Gillotti received a $6,000 fine, 10 days in jail and two years probation. He could have been sent to prison for a mandatory five-year sentence. But county attorney Jaimie Bowers felt Gillotti's stash was for personal use. Meanwhile, some of Wellman's clients receive prison time the second time they're caught with weed.

Since Iowa has no referendum form of government, which has helped states like Oregon to decriminalize pot, state lawmakers must introduce a pro-marijuana bill through the Judiciary Committee. In the current anti-drug environment, chances are unlikely any decriminalization efforts will bud here.

"I think that it would be sending the wrong message to our kids and grandkids," says Keith A. Kreiman, D-Bloomfield, an attorney and ranking member of the Judiciary Committee. "It's like a lot of substances. It can be used or it can be abused. I think there's a lot of abuse going on."

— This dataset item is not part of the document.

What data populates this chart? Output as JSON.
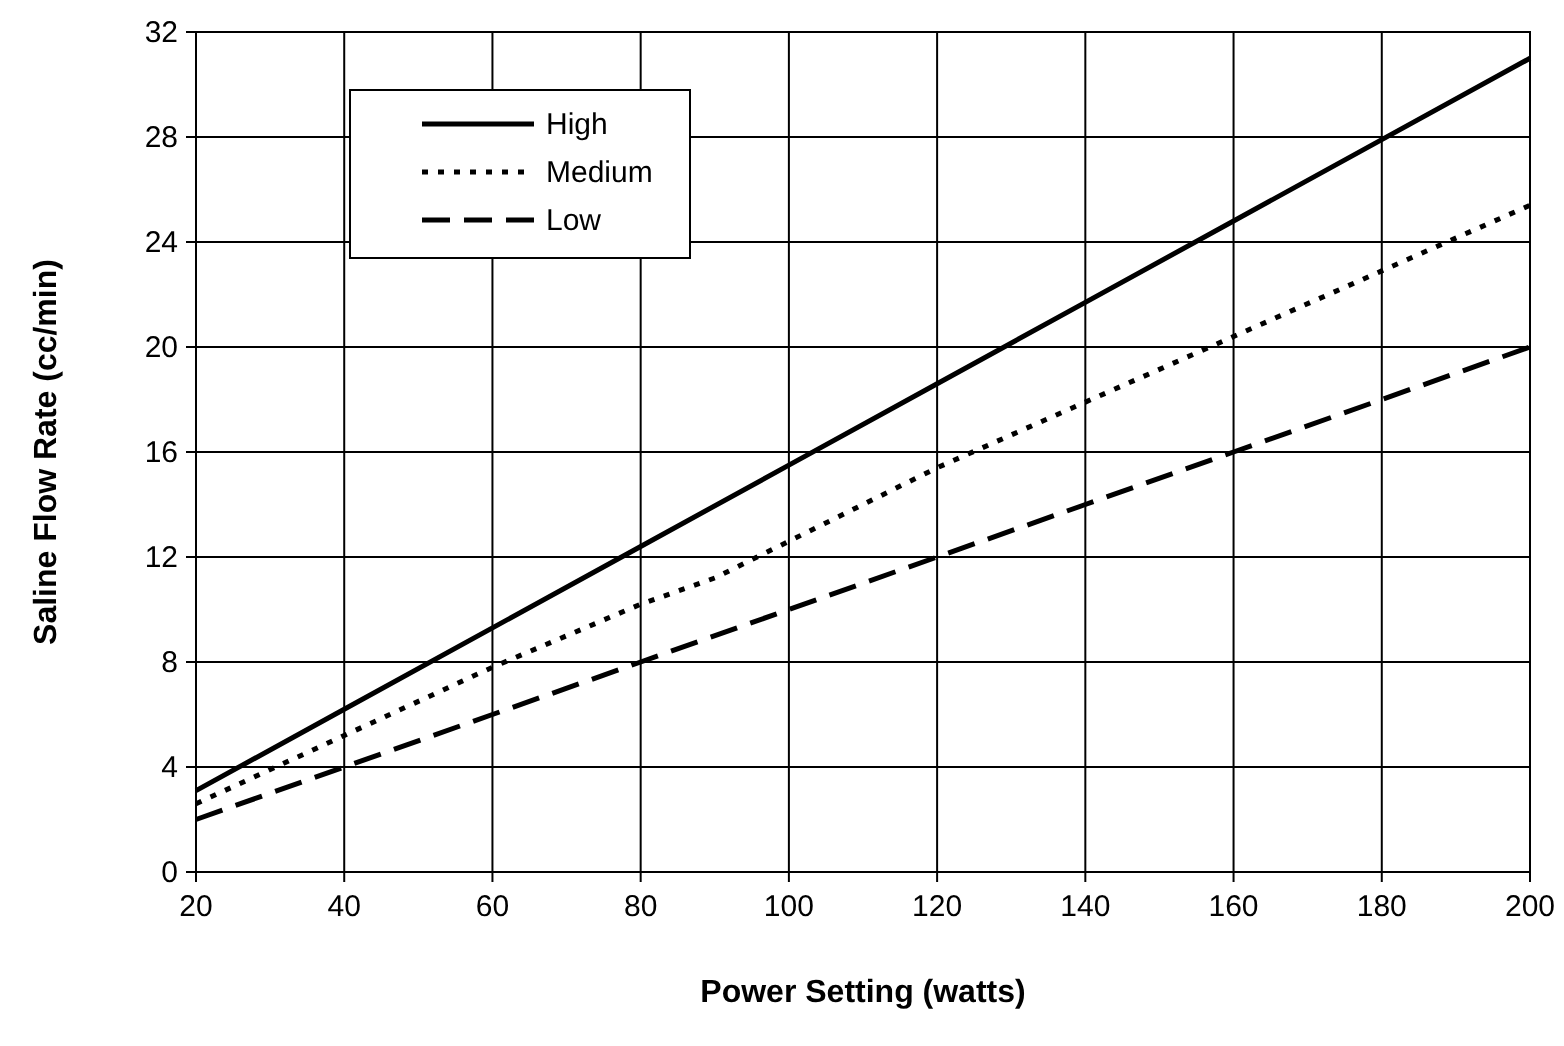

Kreiman's concern for kids is laudable - but apparently unfounded. A 1981 study by the University of Michigan examined the attitudes, beliefs and behavior of high school students in states that have decriminalized marijuana, then compared them with students in states where possessing pot is a felony or misdemeanor.

"The preponderance of evidence ... points to the conclusion that decriminalization has had virtually no effect either on the marijuana use or on related attitudes and beliefs about marijuana use among American young people."

New Hampshire's Robertson believes a younger generation will eventually have the wisdom today's lawmakers don't. "When the children of the '60s and '70s come into power, we'll legalize it," says Robertson, a retired businessman.

"I don't have any doubt about it. If you see what's going on in other countries, marijuana is not considered a problem. They have better things to do than send policemen chasing people who smoke wacky tobacky."

Maybe Iowa lawmakers will learn that one day. Till then, Ohio might not be a bad place to live.